The younger daughter will be thrilled. She loves the health and beauty section. The older daughter enjoys the prepared foods and we might be able to find her flageolet beans at $20 an ounce.
This is a kid who in an interview for camp, where she is being assured there will be lots of food for picky eaters, asks, “Do you have vegetables?” (And this being America, the answer is yes, in the form of raw broccoli florets in the salad bar, like at school. Americans, as a people, see vegetables as something that are best liquified and disguised as fruit juice rather than something anyone would go out of their way to eat.) This is a kid who happily eats quinoa. We are very much part of the target market for Whole Foods.
What I am told is that when a big-time store like Whole Foods comes to a city like ours, they don’t ask what sites are available, they simply figure out where they want to be and the city makes the site available. They have chosen a location that means the end of a two-story office building I photographed about a year ago. A building with a name that is painted on the glass in gold, outlined in black. A building occupied by beauty parlors, but which suggests smoke-filled accounting offices, with heavy, teal-colored adding machines.
It is exactly the kind of building I am always looking for, part of the city that time forgot dreamscape, in a city that is waking up and throwing the covers to the floor. Meanwhile, the Bad Wal-Mart will abandon its site for a building that is going up as we speak, the Enormous Wal-Mart.
Last weekend, I went out to Earth Fare, because we needed yellow lentils to make a Nigel Slater recipe. You can use red lentils, which are not quite as hard to find, but the yellow ones provide the nutty earthiness, which can accordingly be found at Earth Fare, which compared to the supermarkets near us might as well be Portland. It is much like Whole Foods, but too long of a drive to do often. The coming Whole Foods will be very centrally located. I can refrain from Earth Fare, but the Whole Foods will be hard to avoid.
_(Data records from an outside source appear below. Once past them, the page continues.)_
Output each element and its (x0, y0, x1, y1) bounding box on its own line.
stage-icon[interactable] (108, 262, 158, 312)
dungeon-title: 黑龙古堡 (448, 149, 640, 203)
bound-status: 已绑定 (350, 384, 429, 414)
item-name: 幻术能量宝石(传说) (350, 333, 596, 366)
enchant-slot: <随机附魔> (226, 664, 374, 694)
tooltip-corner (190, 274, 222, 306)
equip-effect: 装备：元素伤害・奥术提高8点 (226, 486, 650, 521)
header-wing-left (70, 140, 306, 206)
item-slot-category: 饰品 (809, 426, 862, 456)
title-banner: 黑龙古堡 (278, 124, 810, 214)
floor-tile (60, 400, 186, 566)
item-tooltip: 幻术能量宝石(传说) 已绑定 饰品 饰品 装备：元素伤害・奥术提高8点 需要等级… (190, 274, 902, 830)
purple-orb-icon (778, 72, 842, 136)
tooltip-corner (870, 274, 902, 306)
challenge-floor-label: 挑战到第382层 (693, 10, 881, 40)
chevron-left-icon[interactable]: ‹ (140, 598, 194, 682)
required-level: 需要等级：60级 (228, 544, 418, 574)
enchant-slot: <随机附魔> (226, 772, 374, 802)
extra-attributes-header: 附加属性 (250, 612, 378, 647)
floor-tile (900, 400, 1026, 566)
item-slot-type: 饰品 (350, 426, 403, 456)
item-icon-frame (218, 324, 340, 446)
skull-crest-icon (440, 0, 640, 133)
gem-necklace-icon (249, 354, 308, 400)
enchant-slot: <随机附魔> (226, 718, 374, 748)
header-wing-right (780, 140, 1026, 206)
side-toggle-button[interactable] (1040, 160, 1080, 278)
I buy rainbow carrots, a piece of French cheese and the most right-on milk I can find.
My husband asks me to pick up charcoal and has a really negative reaction to what I end up getting, which is some kind of green briquette that is made out of coconut shells. It never occurred to me that these might impart a coconut flavor but I end up googling it (they don’t). But he is still affronted by them.
Fine, I say, I’ll take them back.
No, he says, that is a waste of time to drive all the way out there, for what, $14?
$7, I say.
Well $14 was about the most ridiculous amount I could think of, expletive deleted, revisits concept of charcoal made out of coconut shells.
It’s no trouble, I say. I’ll have to go back to for the deposit on the milk bottle.
I revisit the doomed building. There are a few hair places that still look operational. I stalk around it, peering into windows. To my surprise, the building door is ajar. I go in. There is a man cleaning out his office and a silent, angry woman with him, who won’t speak to me, saying she is just a client. His office is two small rooms and just heaps of papers. He seems unsurprised by my presence. He has only been there a couple of years. There are two imitation paintings on the wall, flowers, a harbor, and a half-full two-liter bottle of off-brand soda. It’s an accountancy office but no teal adding machine, just hideous grey fluorescence and paper.
In the corridor window of another… business?, are some hand-lettered signs. This is one of them. Have these been written in light of the eviction or do they just reflect the irony that catches up with all of us at some point?
Farewell, building, with your punning hair salons, your sadness, your philosophers.
Whole Foods, our people, have found us. Aren’t you relieved to be rescued? We have six times as many legumes as the supermarket and we bring you locally sourced biltong. Have we arrived just in time? Or is it too late?
Tread softly, Whole Foods. Just leave out a basket of rainbow carrots, a sourdough baguette, ethical shampoo, a selection of artisanal cheeses, some lavender-infused chocolate and wait for me to come creeping back in.